If SEMRush reports "4 incorrect pages found" in your sitemap.xml for your Webflow project, you can address it directly by inspecting and fixing your sitemap settings and page configurations.
1. Check Which Pages Are Incorrect
- Log into SEMRush and navigate to the Site Audit report where the sitemap issue appears.
- Locate the section where the exact URLs of the "incorrect pages" are listed.
- Take note of whether they are (a) broken links (404s), (b) redirecting URLs (301s or 302s), (c) password-protected pages, or (d) unpublished/draft pages.
2. Investigate the Pages in Webflow
- Open your Webflow Designer.
- Go to Pages Panel to find the pages matching the incorrect URLs.
- For each problematic page:
- Check Page Status: Ensure the page is published and not set to draft or password-protected unintentionally.
- Check Custom Slugs: Confirm that slugs are correct and match exactly, especially with letter casing (Webflow URLs are case-sensitive).
- Check Page Settings → SEO Settings: See if the page is inadvertently set to "Hide page from search engines."
3. Adjust Sitemap Settings
- Go to Project Settings → SEO Tab.
- Scroll down to Auto-generate Sitemap.
- Confirm if the checkbox is enabled ("Include Collection Pages" and individual static pages).
- If the sitemap includes old pages no longer in use:
- Unpublish the pages.
- Or, set them to "Hide from sitemap" by unchecking "Indexing" on page settings.
If needed, you can delete the old sitemap manually and regenerate it.
4. Force Sitemap Update
- If you made changes, publish your site again to force Webflow to regenerate the sitemap.
- Then Resubmit sitemap.xml to Google Search Console and SEMRush through their tools.
Note: Webflow automatically updates sitemap.xml upon Publish, but external tools might cache the previous version for a few days.
- After you publish, manually visit your sitemap at yourdomain.com/sitemap.xml.
- Check if the incorrect pages are still there.
- You can use tools like Screaming Frog or even SEMRush itself to crawl the updated sitemap.
6. Handle Potential Redirects
- If problematic pages are redirects (301 or 302), Webflow may still list the old URL.
- Go to Project Settings → Hosting → 301 Redirects.

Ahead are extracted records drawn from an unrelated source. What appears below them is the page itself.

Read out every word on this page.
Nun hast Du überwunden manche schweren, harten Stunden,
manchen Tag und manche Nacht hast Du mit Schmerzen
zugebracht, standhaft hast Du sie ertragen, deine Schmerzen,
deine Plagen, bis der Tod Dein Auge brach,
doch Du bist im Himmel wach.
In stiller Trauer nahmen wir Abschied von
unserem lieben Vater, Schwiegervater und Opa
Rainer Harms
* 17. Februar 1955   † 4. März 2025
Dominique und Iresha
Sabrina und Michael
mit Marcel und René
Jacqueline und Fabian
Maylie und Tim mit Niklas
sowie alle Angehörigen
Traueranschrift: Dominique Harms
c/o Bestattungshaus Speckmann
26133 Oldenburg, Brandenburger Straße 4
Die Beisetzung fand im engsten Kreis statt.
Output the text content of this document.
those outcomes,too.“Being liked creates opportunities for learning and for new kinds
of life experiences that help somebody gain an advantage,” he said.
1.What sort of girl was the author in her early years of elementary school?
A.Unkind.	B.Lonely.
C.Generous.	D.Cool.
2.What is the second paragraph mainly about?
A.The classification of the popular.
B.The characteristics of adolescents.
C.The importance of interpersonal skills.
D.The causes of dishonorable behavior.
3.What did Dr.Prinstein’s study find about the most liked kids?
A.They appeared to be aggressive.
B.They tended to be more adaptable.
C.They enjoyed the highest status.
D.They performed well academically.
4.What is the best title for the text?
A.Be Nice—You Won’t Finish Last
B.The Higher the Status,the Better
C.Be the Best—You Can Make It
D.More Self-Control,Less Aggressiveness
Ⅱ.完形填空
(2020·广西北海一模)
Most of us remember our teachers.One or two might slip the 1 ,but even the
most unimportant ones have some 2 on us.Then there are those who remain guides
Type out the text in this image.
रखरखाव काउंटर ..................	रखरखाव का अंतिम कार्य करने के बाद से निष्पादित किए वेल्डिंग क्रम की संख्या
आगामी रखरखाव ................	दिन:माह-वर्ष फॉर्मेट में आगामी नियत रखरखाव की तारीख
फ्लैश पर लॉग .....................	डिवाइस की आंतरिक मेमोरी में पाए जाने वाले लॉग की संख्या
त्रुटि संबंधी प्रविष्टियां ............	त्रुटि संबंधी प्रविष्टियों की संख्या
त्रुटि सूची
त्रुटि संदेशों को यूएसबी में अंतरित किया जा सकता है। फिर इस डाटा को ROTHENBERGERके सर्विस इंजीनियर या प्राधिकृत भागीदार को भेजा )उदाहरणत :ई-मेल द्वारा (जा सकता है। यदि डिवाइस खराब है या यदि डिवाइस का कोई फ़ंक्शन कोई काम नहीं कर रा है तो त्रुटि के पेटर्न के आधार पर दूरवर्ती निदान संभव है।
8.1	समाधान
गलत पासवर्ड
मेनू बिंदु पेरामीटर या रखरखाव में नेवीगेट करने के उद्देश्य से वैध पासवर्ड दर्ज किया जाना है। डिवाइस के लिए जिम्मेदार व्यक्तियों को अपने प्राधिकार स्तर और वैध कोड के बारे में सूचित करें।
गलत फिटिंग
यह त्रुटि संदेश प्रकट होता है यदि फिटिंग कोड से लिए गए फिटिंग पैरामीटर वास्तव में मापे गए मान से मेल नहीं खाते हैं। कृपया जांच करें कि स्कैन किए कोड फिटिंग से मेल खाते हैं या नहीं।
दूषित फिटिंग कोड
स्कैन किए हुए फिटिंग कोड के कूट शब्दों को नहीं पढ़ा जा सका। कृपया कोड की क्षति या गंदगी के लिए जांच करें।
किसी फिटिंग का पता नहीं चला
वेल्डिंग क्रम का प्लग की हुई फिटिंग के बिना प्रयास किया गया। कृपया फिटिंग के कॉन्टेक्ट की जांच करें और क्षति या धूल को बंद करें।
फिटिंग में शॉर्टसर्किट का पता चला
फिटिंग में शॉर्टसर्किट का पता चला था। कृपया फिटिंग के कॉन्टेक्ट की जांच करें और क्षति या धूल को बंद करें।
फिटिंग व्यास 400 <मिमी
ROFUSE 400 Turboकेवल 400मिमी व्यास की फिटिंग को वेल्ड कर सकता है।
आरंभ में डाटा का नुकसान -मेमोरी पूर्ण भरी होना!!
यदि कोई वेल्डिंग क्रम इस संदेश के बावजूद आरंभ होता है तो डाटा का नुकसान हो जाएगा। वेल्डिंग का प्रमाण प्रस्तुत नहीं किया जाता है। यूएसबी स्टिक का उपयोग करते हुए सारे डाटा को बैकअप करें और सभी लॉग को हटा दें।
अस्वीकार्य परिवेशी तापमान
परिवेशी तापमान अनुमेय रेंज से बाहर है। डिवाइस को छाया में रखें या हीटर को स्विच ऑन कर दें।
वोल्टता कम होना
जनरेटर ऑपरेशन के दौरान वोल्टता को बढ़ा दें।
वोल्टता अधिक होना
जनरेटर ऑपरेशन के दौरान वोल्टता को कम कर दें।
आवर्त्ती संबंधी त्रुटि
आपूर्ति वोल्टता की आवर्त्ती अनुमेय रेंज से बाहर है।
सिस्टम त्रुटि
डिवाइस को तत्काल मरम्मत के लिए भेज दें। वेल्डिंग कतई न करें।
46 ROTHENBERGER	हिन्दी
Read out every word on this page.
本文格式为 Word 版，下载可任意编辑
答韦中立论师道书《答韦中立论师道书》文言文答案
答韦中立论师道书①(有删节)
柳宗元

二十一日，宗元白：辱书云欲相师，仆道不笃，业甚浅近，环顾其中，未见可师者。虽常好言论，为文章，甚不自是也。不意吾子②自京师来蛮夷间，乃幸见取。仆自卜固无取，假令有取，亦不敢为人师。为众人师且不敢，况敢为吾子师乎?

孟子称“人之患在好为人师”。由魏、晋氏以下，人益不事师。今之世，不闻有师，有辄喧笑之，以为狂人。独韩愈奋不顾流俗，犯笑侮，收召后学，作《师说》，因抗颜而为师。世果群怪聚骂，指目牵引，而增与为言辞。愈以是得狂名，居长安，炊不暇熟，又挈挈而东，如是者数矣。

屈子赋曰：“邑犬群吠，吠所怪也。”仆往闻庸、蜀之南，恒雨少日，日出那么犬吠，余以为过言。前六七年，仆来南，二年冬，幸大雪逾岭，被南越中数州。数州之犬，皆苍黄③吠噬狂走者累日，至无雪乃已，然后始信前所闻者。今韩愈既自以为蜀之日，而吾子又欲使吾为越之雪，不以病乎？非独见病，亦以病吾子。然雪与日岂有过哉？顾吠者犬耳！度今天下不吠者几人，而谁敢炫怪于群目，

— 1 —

- Ensure that any redirected page's old URL is excluded from sitemap by either adjusting page visibility or handling sitemap generation manually.
Summary
To fix incorrect pages reported in your Webflow sitemap.xml: (1) identify the problematic URLs via SEMRush, (2) correct their publish settings or sitemap inclusion in Webflow, (3) republish and resubmit the sitemap. Always manually verify that yourdomain.com/sitemap.xml no longer lists obsolete or broken links after changes.